産湯相承物語(14)
14・末法教主(勝)釈迦仏
日蓮大聖人の御在世の立場として、内心では上行菩薩の再誕との自覚を有していたとすることについては、概ね共通の理解が得られると考えるが、上行菩薩が末法弘通の附嘱を受けていることに着目して、末法における教主の交代を想定し(考え方1)、その末法において交代した教主を中心とすることからさらに進んで、釈迦を旧主として迹と見る考え方(考え方2)が生じたことが考えられる。

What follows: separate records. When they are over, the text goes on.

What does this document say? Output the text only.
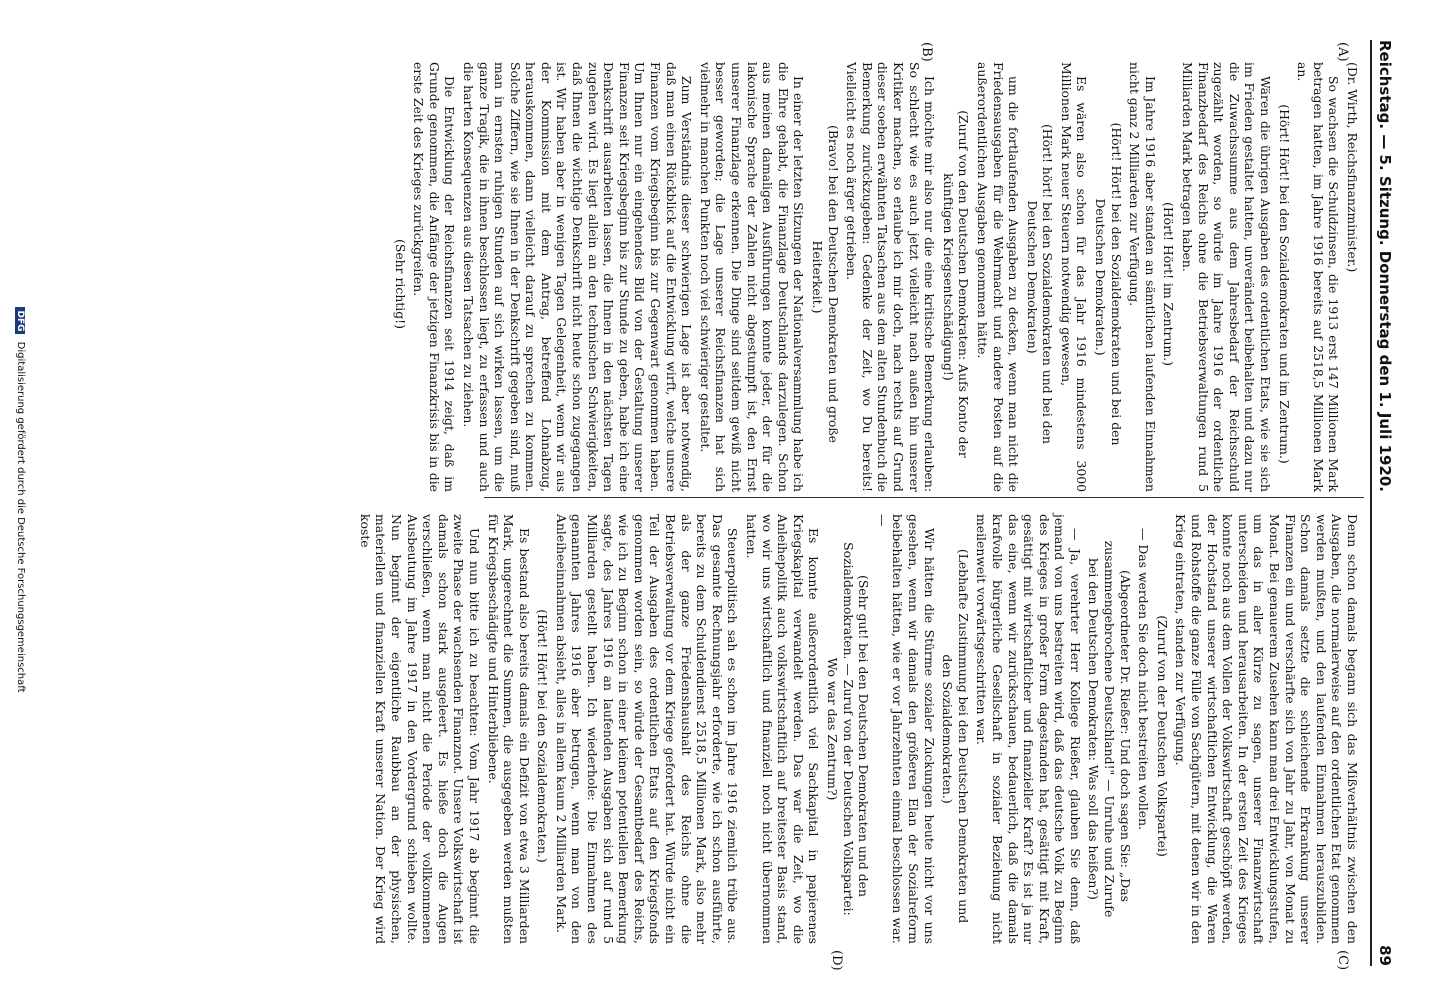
Reichstag. — 5. Sitzung. Donnerstag den 1. Juli 1920.
89
(A)
(B)
(C)
(D)

(Dr. Wirth, Reichsfinanzminister.)

So wachsen die Schuldzinsen, die 1913 erst 147 Millionen Mark betragen hatten, im Jahre 1916 bereits auf 2518,5 Millionen Mark an.

(Hört! Hört! bei den Sozialdemokraten und im Zentrum.)

Wären die übrigen Ausgaben des ordentlichen Etats, wie sie sich im Frieden gestaltet hatten, unverändert beibehalten und dazu nur die Zuwachssumme aus dem Jahresbedarf der Reichsschuld zugezählt worden, so würde im Jahre 1916 der ordentliche Finanzbedarf des Reichs ohne die Betriebsverwaltungen rund 5 Milliarden Mark betragen haben.

(Hört! Hört! im Zentrum.)

Im Jahre 1916 aber standen an sämtlichen laufenden Einnahmen nicht ganz 2 Milliarden zur Verfügung.

(Hört! Hört! bei den Sozialdemokraten und bei den Deutschen Demokraten.)

Es wären also schon für das Jahr 1916 mindestens 3000 Millionen Mark neuer Steuern notwendig gewesen,

(Hört! hört! bei den Sozialdemokraten und bei den Deutschen Demokraten)

um die fortlaufenden Ausgaben zu decken, wenn man nicht die Friedensausgaben für die Wehrmacht und andere Posten auf die außerordentlichen Ausgaben genommen hätte.

(Zuruf von den Deutschen Demokraten: Aufs Konto der künftigen Kriegsentschädigung!)

Ich möchte mir also nur die eine kritische Bemerkung erlauben: So schlecht wie es auch jetzt vielleicht nach außen hin unserer Kritiker machen, so erlaube ich mir doch, nach rechts auf Grund dieser soeben erwähnten Tatsachen aus dem alten Stundenbuch die Bemerkung zurückzugeben: Gedenke der Zeit, wo Du bereits! Vielleicht es noch ärger getrieben.

(Bravo! bei den Deutschen Demokraten und große Heiterkeit.)

In einer der letzten Sitzungen der Nationalversammlung habe ich die Ehre gehabt, die Finanzlage Deutschlands darzulegen. Schon aus meinen damaligen Ausführungen konnte jeder, der für die lakonische Sprache der Zahlen nicht abgestumpft ist, den Ernst unserer Finanzlage erkennen. Die Dinge sind seitdem gewiß nicht besser geworden; die Lage unserer Reichsfinanzen hat sich vielmehr in manchen Punkten noch viel schwieriger gestaltet.

Zum Verständnis dieser schwierigen Lage ist aber notwendig, daß man einen Rückblick auf die Entwicklung wirft, welche unsere Finanzen vom Kriegsbeginn bis zur Gegenwart genommen haben. Um Ihnen nur ein eingehendes Bild von der Gestaltung unserer Finanzen seit Kriegsbeginn bis zur Stunde zu geben, habe ich eine Denkschrift ausarbeiten lassen, die Ihnen in den nächsten Tagen zugehen wird. Es liegt allein an den technischen Schwierigkeiten, daß Ihnen die wichtige Denkschrift nicht heute schon zugegangen ist. Wir haben aber in wenigen Tagen Gelegenheit, wenn wir aus der Kommission mit dem Antrag, betreffend Lohnabzug, herauskommen, dann vielleicht darauf zu sprechen zu kommen. Solche Ziffern, wie sie Ihnen in der Denkschrift gegeben sind, muß man in ernsten ruhigen Stunden auf sich wirken lassen, um die ganze Tragik, die in ihnen beschlossen liegt, zu erfassen und auch die harten Konsequenzen aus diesen Tatsachen zu ziehen.

Die Entwicklung der Reichsfinanzen seit 1914 zeigt, daß im Grunde genommen, die Anfänge der jetzigen Finanzkrisis bis in die erste Zeit des Krieges zurückgreifen.

(Sehr richtig!)

Denn schon damals begann sich das Mißverhältnis zwischen den Ausgaben, die normalerweise auf den ordentlichen Etat genommen werden mußten, und den laufenden Einnahmen herauszubilden. Schon damals setzte die schleichende Erkrankung unserer Finanzen ein und verschärfte sich von Jahr zu Jahr, von Monat zu Monat. Bei genauerem Zusehen kann man drei Entwicklungsstufen, um das in aller Kürze zu sagen, unserer Finanzwirtschaft unterscheiden und herausarbeiten. In der ersten Zeit des Krieges konnte noch aus dem Vollen der Volkswirtschaft geschöpft werden, der Hochstand unserer wirtschaftlichen Entwicklung, die Waren und Rohstoffe die ganze Fülle von Sachgütern, mit denen wir in den Krieg eintraten, standen zur Verfügung.

(Zuruf von der Deutschen Volkspartei)

— Das werden Sie doch nicht bestreiten wollen.

(Abgeordneter Dr. Rießer: Und doch sagen Sie: „Das zusammengebrochene Deutschland!" — Unruhe und Zurufe bei den Deutschen Demokraten: Was soll das heißen?)

— Ja, verehrter Herr Kollege Rießer, glauben Sie denn, daß jemand von uns bestreiten wird, daß das deutsche Volk zu Beginn des Krieges in großer Form dagestanden hat, gesättigt mit Kraft, gesättigt mit wirtschaftlicher und finanzieller Kraft? Es ist ja nur das eine, wenn wir zurückschauen, bedauerlich, daß die damals krafvolle bürgerliche Gesellschaft in sozialer Beziehung nicht meilenweit vorwärtsgeschritten war.

(Lebhafte Zustimmung bei den Deutschen Demokraten und den Sozialdemokraten.)

Wir hätten die Stürme sozialer Zuckungen heute nicht vor uns gesehen, wenn wir damals den größeren Elan der Sozialreform beibehalten hätten, wie er vor Jahrzehnten einmal beschlossen war. —

(Sehr gut! bei den Deutschen Demokraten und den Sozialdemokraten. — Zuruf von der Deutschen Volkspartei: Wo war das Zentrum?)

Es konnte außerordentlich viel Sachkapital in papierenes Kriegskapital verwandelt werden. Das war die Zeit, wo die Anleihepolitik auch volkswirtschaftlich auf breitester Basis stand, wo wir uns wirtschaftlich und finanziell noch nicht übernommen hatten.

Steuerpolitisch sah es schon im Jahre 1916 ziemlich trübe aus. Das gesamte Rechnungsjahr erforderte, wie ich schon ausführte, bereits zu dem Schuldendienst 2518,5 Millionen Mark, also mehr als der ganze Friedenshaushalt des Reichs ohne die Betriebsverwaltung vor dem Kriege gefordert hat. Würde nicht ein Teil der Ausgaben des ordentlichen Etats auf den Kriegsfonds genommen worden sein, so würde der Gesamtbedarf des Reichs, wie ich zu Beginn schon in einer kleinen potentiellen Bemerkung sagte, des Jahres 1916 an laufenden Ausgaben sich auf rund 5 Milliarden gestellt haben. Ich wiederhole: Die Einnahmen des genannten Jahres 1916 aber betrugen, wenn man von den Anleiheeinnahmen absieht, alles in allem kaum 2 Milliarden Mark.

(Hört! Hört! bei den Sozialdemokraten.)

Es bestand also bereits damals ein Defizit von etwa 3 Milliarden Mark, ungerechnet die Summen, die ausgegeben werden mußten für Kriegsbeschädigte und Hinterbliebene.

Und nun bitte ich zu beachten: Vom Jahr 1917 ab beginnt die zweite Phase der wachsenden Finanznot. Unsere Volkswirtschaft ist damals schon stark ausgeleert. Es hieße doch die Augen verschließen, wenn man nicht die Periode der vollkommenen Ausbeutung im Jahre 1917 in den Vordergrund schieben wollte. Nun beginnt der eigentliche Raubbau an der physischen, materiellen und finanziellen Kraft unserer Nation. Der Krieg wird koste

DFG Digitalisierung gefördert durch die Deutsche Forschungsgemeinschaft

日教本、保田本が「末法教主 釈迦仏」とするのに対し、御実名縁起は「末法教主 勝釈迦仏」として「勝」の一文字を加えているが、日輪の懐妊と、日教本、保田本における諸天の賛嘆が教主の交代(考え方1)を象徴していると考えられるのに対し、御実名縁起における「勝釈迦仏」という表現は、釈迦仏に勝る仏ということから、釈迦を迹仏と見る考え方(考え方2)を表していると考えられる。
このことは、御実名縁起が日教本、保田本に比べてより素朴な表現ではあっても、そのことだけで、日教本よりも早い時期に成立していたと見ることにはより慎重にならざるを得ないことを示していると考えられる。
もっとも、考え方1と考え方2の成立に時間的にどの程度の差があったかは俄に見当がつかないし、上行菩薩が末法弘通の附嘱を受けていることからは、末法において教主に相当すると考えることは論理的帰結とも考えられる。
また、考え方2のように、実際に日蓮大聖人を本仏として位置付け、釈迦を迹仏と定義するかはともかくとして、大聖人の存在を重視することは富士門流に限ったことではない。各門流にあっても本尊堂より祖師堂を大きく作り重視するなど、程度の差はあれ祖師信仰の傾向が窺えることを考えれば、弟子の立場から日蓮大聖人を末法弘通の主体として仰ぎ見て、釈迦以上の存在と捉える考え方2についても、必然的な展開であったことが考えられる。
産湯相承は、このような日蓮信仰の深化(進化)について、結論を簡略に伝えようとしたものと考えることができるのではないだろうか。